Pedro Arrupe
À la trente et unième Congrégation Générale de la Compagnie de Jésus en 1965, Arrupe fut élu vingt-huitième Supérieur Général des Jésuites et occupa ce poste jusqu’en 1983. Il n’était que le deuxième Basque à être Père Général, le premier étant le fondateur Saint Ignace de Loyola lui-même. Le jésuite Vincent O’Keefe, ami et conseiller d’Arrupe, a déclaré qu’Arrupe était « un deuxième Ignace de Loyola, un refondateur de la Société à la lumière de Vatican II ». Lors de son élection, la radio de Moscou a parlé d’un homme inhabituel qui ramènerait la Compagnie de Jésus à ses pouvoirs du passé.:218
Après les changements qui ont suivi Vatican II (1962-1965), il y avait des tensions au sein de la Société quant à la façon dont devait être vécue la vie d’un jésuite. Alors que certains groupes religieux de l’Église catholique ont des limites sur les œuvres qu’ils entreprennent, la Compagnie de Jésus encourage ses membres à suivre leur intérêt et leurs talents et les besoins de l’époque dans toute une gamme de ministères – en tant que théologiens, missionnaires, directeurs de retraites, enseignants, artistes, écrivains, musiciens, conseillers, scientifiques et pasteurs – pour apporter la gloire à Dieu dans tous les domaines de l’effort humain.
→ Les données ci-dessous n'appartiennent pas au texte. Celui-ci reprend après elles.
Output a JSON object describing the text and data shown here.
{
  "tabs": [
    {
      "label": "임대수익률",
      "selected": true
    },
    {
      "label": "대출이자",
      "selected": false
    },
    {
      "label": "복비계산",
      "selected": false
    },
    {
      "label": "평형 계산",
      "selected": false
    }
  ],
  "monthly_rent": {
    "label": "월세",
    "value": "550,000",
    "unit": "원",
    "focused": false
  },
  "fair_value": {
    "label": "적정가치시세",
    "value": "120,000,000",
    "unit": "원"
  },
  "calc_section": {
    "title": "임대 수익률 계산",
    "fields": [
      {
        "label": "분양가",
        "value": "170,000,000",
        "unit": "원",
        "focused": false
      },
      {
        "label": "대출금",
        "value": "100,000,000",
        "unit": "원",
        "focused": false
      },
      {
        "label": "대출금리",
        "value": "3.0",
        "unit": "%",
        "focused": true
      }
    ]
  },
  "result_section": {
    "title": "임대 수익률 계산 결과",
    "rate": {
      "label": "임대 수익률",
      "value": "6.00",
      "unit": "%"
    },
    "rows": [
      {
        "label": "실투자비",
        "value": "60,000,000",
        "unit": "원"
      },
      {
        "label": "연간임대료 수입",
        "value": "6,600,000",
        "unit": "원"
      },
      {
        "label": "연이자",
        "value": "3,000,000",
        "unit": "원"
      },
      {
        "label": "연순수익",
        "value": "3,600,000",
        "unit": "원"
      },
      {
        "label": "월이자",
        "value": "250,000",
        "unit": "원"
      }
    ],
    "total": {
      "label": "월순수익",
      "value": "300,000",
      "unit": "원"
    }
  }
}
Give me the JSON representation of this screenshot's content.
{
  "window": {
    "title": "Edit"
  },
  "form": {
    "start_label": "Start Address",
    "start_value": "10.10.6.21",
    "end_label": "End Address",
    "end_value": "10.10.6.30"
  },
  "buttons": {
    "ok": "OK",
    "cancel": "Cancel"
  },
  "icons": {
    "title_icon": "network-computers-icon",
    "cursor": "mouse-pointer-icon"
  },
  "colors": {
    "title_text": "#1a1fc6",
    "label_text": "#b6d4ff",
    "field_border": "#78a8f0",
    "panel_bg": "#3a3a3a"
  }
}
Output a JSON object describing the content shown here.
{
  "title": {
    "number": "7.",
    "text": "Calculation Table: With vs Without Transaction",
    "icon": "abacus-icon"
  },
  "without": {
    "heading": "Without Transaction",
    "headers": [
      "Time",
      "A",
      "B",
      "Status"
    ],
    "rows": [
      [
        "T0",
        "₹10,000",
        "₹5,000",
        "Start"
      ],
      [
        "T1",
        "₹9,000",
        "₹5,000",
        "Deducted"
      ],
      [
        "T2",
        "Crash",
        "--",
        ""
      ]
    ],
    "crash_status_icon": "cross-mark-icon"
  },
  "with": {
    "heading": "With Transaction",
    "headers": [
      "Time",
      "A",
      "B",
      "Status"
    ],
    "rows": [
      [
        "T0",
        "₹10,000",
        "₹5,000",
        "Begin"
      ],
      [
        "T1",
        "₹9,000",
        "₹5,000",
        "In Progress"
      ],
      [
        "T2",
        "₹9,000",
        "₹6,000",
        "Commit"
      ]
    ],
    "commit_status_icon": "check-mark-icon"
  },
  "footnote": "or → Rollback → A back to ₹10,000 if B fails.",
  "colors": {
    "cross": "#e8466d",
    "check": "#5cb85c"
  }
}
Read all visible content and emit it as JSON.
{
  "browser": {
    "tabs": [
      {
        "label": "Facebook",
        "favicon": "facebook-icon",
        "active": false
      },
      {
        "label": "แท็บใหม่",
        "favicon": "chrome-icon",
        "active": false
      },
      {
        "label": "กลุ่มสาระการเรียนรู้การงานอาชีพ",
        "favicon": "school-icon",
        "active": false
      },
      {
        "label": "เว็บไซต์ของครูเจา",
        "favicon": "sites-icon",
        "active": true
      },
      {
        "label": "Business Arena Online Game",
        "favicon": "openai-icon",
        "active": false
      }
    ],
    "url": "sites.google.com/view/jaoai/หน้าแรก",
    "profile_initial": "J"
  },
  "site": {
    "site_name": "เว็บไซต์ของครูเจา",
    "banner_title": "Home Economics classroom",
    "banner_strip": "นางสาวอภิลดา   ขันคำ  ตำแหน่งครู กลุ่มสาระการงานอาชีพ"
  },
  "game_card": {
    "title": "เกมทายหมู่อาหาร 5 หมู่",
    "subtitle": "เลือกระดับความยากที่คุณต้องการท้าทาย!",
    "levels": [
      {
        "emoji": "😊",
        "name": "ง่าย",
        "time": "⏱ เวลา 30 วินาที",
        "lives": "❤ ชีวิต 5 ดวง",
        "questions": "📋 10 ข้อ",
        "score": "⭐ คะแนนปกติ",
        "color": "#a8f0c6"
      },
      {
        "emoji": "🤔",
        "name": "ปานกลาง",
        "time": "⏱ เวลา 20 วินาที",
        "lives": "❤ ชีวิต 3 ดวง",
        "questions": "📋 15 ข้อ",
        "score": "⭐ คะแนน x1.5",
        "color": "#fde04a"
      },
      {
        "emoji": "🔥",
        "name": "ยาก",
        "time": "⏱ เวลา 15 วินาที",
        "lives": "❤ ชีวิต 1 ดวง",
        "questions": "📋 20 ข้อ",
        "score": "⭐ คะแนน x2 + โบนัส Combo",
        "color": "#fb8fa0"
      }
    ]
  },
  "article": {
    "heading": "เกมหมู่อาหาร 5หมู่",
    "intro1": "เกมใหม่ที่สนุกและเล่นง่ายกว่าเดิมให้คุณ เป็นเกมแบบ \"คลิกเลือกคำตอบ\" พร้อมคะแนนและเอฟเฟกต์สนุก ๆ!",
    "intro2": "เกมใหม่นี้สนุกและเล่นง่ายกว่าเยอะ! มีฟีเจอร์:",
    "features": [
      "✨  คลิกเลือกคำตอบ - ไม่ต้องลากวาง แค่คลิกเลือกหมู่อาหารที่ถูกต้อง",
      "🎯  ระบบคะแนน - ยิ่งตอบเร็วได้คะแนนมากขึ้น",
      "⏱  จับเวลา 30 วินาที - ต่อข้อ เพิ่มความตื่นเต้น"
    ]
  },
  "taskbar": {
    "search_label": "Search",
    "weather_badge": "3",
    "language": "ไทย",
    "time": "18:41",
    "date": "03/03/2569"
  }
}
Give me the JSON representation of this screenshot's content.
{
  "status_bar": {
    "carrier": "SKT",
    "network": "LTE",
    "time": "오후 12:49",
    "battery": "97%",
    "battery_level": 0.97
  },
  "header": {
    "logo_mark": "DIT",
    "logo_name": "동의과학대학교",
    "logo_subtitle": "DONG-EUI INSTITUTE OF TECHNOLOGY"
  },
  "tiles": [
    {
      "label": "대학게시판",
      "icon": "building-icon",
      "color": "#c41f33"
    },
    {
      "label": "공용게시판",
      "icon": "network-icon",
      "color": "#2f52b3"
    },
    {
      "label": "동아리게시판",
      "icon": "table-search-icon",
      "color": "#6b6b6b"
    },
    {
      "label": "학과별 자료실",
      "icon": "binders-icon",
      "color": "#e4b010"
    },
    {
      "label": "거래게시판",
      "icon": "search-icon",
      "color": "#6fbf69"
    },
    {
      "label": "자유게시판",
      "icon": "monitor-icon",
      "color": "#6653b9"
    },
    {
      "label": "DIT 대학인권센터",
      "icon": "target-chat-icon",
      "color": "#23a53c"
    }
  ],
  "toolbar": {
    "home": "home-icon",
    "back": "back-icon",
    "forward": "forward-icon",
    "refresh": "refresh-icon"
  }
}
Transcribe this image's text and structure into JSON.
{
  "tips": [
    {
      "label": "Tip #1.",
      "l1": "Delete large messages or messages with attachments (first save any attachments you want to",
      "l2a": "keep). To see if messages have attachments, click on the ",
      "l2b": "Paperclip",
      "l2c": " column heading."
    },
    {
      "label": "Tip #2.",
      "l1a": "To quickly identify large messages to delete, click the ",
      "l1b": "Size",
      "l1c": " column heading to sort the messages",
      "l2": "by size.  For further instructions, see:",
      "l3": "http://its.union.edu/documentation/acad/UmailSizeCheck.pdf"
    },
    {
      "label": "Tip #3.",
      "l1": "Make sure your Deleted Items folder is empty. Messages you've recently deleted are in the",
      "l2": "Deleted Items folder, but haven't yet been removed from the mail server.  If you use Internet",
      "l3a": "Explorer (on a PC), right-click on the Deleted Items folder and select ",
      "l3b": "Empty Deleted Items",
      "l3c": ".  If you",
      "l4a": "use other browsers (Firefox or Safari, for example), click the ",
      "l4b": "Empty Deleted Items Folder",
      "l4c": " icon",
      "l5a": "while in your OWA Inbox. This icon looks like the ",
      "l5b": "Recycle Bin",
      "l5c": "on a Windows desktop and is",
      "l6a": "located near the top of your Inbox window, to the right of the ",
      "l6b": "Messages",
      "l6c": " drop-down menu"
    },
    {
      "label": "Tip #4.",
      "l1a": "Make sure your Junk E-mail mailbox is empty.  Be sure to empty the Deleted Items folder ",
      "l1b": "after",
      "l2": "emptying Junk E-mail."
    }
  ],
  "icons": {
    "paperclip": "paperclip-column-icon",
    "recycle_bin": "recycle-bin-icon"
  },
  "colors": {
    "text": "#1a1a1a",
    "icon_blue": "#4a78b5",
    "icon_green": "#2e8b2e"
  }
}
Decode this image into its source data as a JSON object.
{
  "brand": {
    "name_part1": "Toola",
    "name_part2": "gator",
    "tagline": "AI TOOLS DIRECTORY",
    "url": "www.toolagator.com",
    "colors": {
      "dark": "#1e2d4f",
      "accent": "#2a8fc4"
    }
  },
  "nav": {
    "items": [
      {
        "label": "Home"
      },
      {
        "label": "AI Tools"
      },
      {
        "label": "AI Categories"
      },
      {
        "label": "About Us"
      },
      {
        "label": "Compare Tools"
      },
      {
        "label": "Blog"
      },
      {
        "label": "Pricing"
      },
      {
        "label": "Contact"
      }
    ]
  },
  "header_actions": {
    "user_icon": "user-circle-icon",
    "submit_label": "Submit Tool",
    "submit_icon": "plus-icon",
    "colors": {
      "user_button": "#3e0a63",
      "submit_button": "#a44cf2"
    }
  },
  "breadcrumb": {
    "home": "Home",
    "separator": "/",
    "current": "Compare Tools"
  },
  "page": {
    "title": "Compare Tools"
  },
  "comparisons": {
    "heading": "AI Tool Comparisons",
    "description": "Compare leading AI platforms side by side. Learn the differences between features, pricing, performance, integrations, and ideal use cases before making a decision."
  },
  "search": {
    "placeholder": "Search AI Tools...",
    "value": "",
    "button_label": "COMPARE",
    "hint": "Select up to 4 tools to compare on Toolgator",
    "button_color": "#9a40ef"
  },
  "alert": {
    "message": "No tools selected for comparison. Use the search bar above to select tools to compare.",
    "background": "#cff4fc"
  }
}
Ceci est conforme à la contemplation couronnée des Exercices spirituels d’Ignace par lesquels les Jésuites apprennent à trouver Dieu en toutes choses (#236). Comme le dit le biographe d’Arrupe à son sujet, il » voyait la main de Dieu en tout. »: 226
Arrupe a averti de répéter les réponses d’hier pour les problèmes de demain, en disant : » Si nous parlons une langue qui ne convient plus au cœur des gens, nous ne parlons qu’à nous-mêmes car personne ne nous écoutera ni n’essaiera de comprendre ce que nous disons. »: 228 Arrupe a été » salué comme un prophète de notre temps « ,:231 un peu comme le pape jésuite François qui était en études théologiques, en apprentissage, quand Arrupe est devenu supérieur général et a commencé à prononcer ses paroles « prophétiques ». L’Union des Supérieurs Généraux des religieux, voyant en Arrupe l’homme qu’il faut pour notre époque, l’élit cinq fois président.:231
Foi et justicedit
Dans une adresse aux anciens élèves jésuites en 1973, Arrupe a inventé l’expression « des hommes pour les autres » qui est devenue un thème pour l’éducation jésuite dans le monde entier, éduquant les étudiants à être « des hommes et des femmes pour les autres ».
Lors de la trente-deuxième Congrégation Générale qui s’est réunie en 1975, le rêve d’Arrupe de travailler pour les pauvres s’est cristallisé dans le document » Notre Mission Aujourd’hui : le Service de la Foi et la Promotion de la Justice. » Il disait: » Notre foi en Jésus-Christ et notre mission d’annoncer l’Évangile exigent de nous un engagement à promouvoir la justice et à entrer en solidarité avec les sans-voix et les impuissants. »Ainsi, le décret définissait essentiellement tout le travail des jésuites comme ayant un accent essentiel sur la promotion de la justice sociale ainsi que de la foi catholique. Arrupe était parfaitement conscient que dans le climat politique des années 1970, l’engagement des jésuites à œuvrer pour la justice sociale entraînerait de grandes difficultés et souffrances, en particulier dans les pays d’Amérique latine gouvernés par des juntes militaires.
Dans un discours aux éducateurs européens, Arrupe a clairement indiqué sa position sur les questions de foi et de justice, en disant: « Je prends très au sérieux les paroles de Gandhi: « J’aime le Christ mais je méprise les chrétiens parce qu’ils ne vivent pas comme le Christ a vécu. »Sans aucun doute, l’amour chrétien du prochain implique un devoir de soigner les blessures de ceux qui ont été victimes de voleurs et qui sont laissés saignants au bord du chemin. »: 270 À la fin des années 1960 et dans les années 1980, certains théologiens d’Amérique latine se sont de plus en plus impliqués dans la sphère politique, adoptant une rhétorique marxiste. De nombreux jésuites étaient à l’avant-garde du mouvement appelé théologie de la libération et se concentraient sur le fait de voir le Christ comme le libérateur non seulement du péché, mais de toutes les formes d’oppression. Dans ses manifestations extrêmes, la théologie de la libération semblait subordonner le message de l’Évangile à la révolution politique, avec une acceptation générale du marxisme. Mais le fort soutien d’Arrupe pour soulager le fardeau des pauvres en Amérique latine permet de voir ses « déclarations de mise en garde sur la théologie de la libération, comme des efforts pour imposer l’autodiscipline pour repousser des sanctions plus sévères de l’extérieur de l’ordre. »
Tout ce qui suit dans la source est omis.